"SAP NetWeaver Application Server ABAP allows an authenticated attacker to leverage logical errors in memory management to cause a memory corruption that could lead to unauthorized data access, modification, or system unavailability," SAP says.
SAP's July 2026 security package: scope and context
In its July 2026 security updates, SAP addressed 16 distinct vulnerabilities spanning multiple products, including three that the company classed as critical. The package also included fixes for six high-severity, seven medium-severity, and one low-severity issue. That wider set of corrections covered a broad range of attack vectors: DLL hijacking, open redirect, missing authorization checks, remote code execution, cross-site scripting (XSS), path traversal, SQL injection, denial-of-service, information disclosure, and security misconfigurations.
SAP noted it has not yet found evidence that the vulnerabilities patched in July 2026 were exploited in the wild. The July advisory follows a June 2026 package in which SAP fixed 15 vulnerabilities, and comes after an incident in which attackers compromised multiple official SAP npm packages in a supply chain attack aimed at stealing credentials from developers' systems.
NetWeaver Application Server ABAP — CVE-2026-44747
The most immediately consequential fix addresses CVE-2026-44747, a memory corruption issue rooted in an out‑of‑bounds write weakness in the NetWeaver Application Server ABAP (AS ABAP). SAP describes AS ABAP as the runtime environment, application server, and development platform for core SAP enterprise software.
According to the advisory, an authenticated attacker could exploit logical memory-management errors to cause memory corruption, with "high impact on confidentiality, integrity, and availability of the application." That combination — authentication required but the potential for broad data access or service disruption — is why SAP flagged the flaw as critical.
SAP Approuter (Node.js middleware) — CVE-2026-27690
The second critical vulnerability, CVE-2026-27690, is an HTTP Request Smuggling flaw in SAP Approuter, a Node.js‑based middleware library used for cloud applications deployed on SAP's Business Technology Platform (SAP BTP).
SAP said that unauthenticated attackers can exploit specially crafted HTTP requests to access user responses and trigger denial‑of‑service conditions on a targeted system. The combination of unauthenticated access and the ability to both read responses and cause service disruption accounts for the critical classification.
SAP Commerce Cloud — CVE-2026-44761
The third critical issue (CVE-2026-44761) affects SAP Commerce Cloud, the company's enterprise e-commerce platform. This flaw stems from default credentials that can allow attackers to obtain valid access tokens and then read or modify data via certain APIs.
Default-credential flaws are notable because they can convert a minor misconfiguration into full API access; SAP's advisory explicitly ties the issue to token issuance and subsequent data-read or data-modify capabilities.
What this means for security teams, CISA, and large enterprises
- Security teams and technologists: Expect to prioritize patches for NetWeaver AS ABAP, Approuter, and Commerce Cloud based on the July advisories. The mix of memory corruption, request smuggling, and default credentials means teams must look at both software updates and configuration hygiene.
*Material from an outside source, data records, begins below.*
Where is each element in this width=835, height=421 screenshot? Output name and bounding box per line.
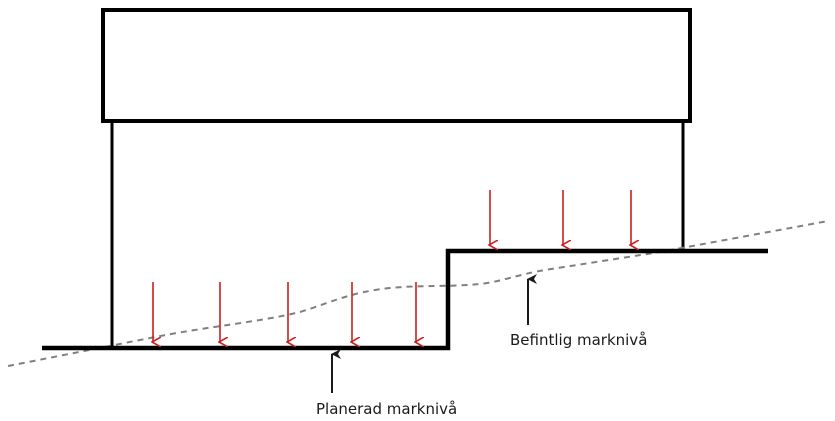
existing-ground-label: Befintlig marknivå bbox=[510, 331, 647, 349]
load-arrows-lower bbox=[153, 282, 416, 342]
planned-ground-label: Planerad marknivå bbox=[316, 400, 457, 418]
building-upper-box bbox=[101, 8, 692, 123]
planned-ground-line bbox=[42, 248, 768, 351]
load-arrows-upper bbox=[490, 190, 631, 245]
existing-ground-line bbox=[7, 220, 829, 367]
- CISA and policymakers: The Cybersecurity and Infrastructure Security Agency (CISA) has previously added 14 SAP security flaws to its Known Exploited Vulnerabilities catalog since November 2021, including two abused by ransomware gangs. That prior activity elevates the agency's interest in SAP fixes even when SAP reports no evidence of exploitation for this batch.
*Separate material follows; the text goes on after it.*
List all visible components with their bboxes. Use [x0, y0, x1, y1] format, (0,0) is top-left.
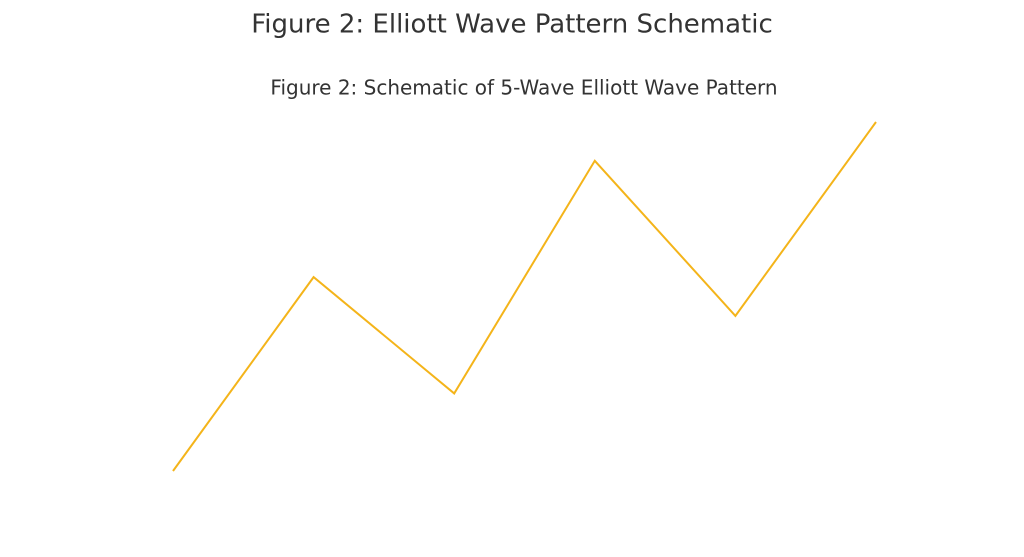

- Large enterprises and procurement leaders: SAP reported total revenues exceeding €36 billion in fiscal year 2025 and said it serves 99 of the 100 largest companies worldwide. Those customers, by virtue of scale and integration depth, will need to coordinate patching across deployments and verify that default credentials are remediated in Commerce Cloud instances.
Where this leaves customers and the next question for defenders
SAP's July 2026 updates close three critical gaps and a group of lower-severity issues, but they arrive against a recent history that includes a supply chain compromise of official SAP npm packages and multiple previously cataloged, exploited SAP flaws. SAP's statement that it has found no evidence of exploitation for these specific July fixes is important — but not definitive; CISA's past cataloging of exploited SAP vulnerabilities and the prior npm compromise underscore why organizations should treat the updates as urgent.
The immediate operational task for defenders is clear: confirm patch availability from SAP, apply updates for AS ABAP, Approuter, and Commerce Cloud, and eliminate default credentials where they exist. The broader question left by the advisory is whether patch cadence and configuration checks will be sufficient to prevent attackers from turning similar flaws — particularly in middleware and platform components — into footholds in large enterprise environments.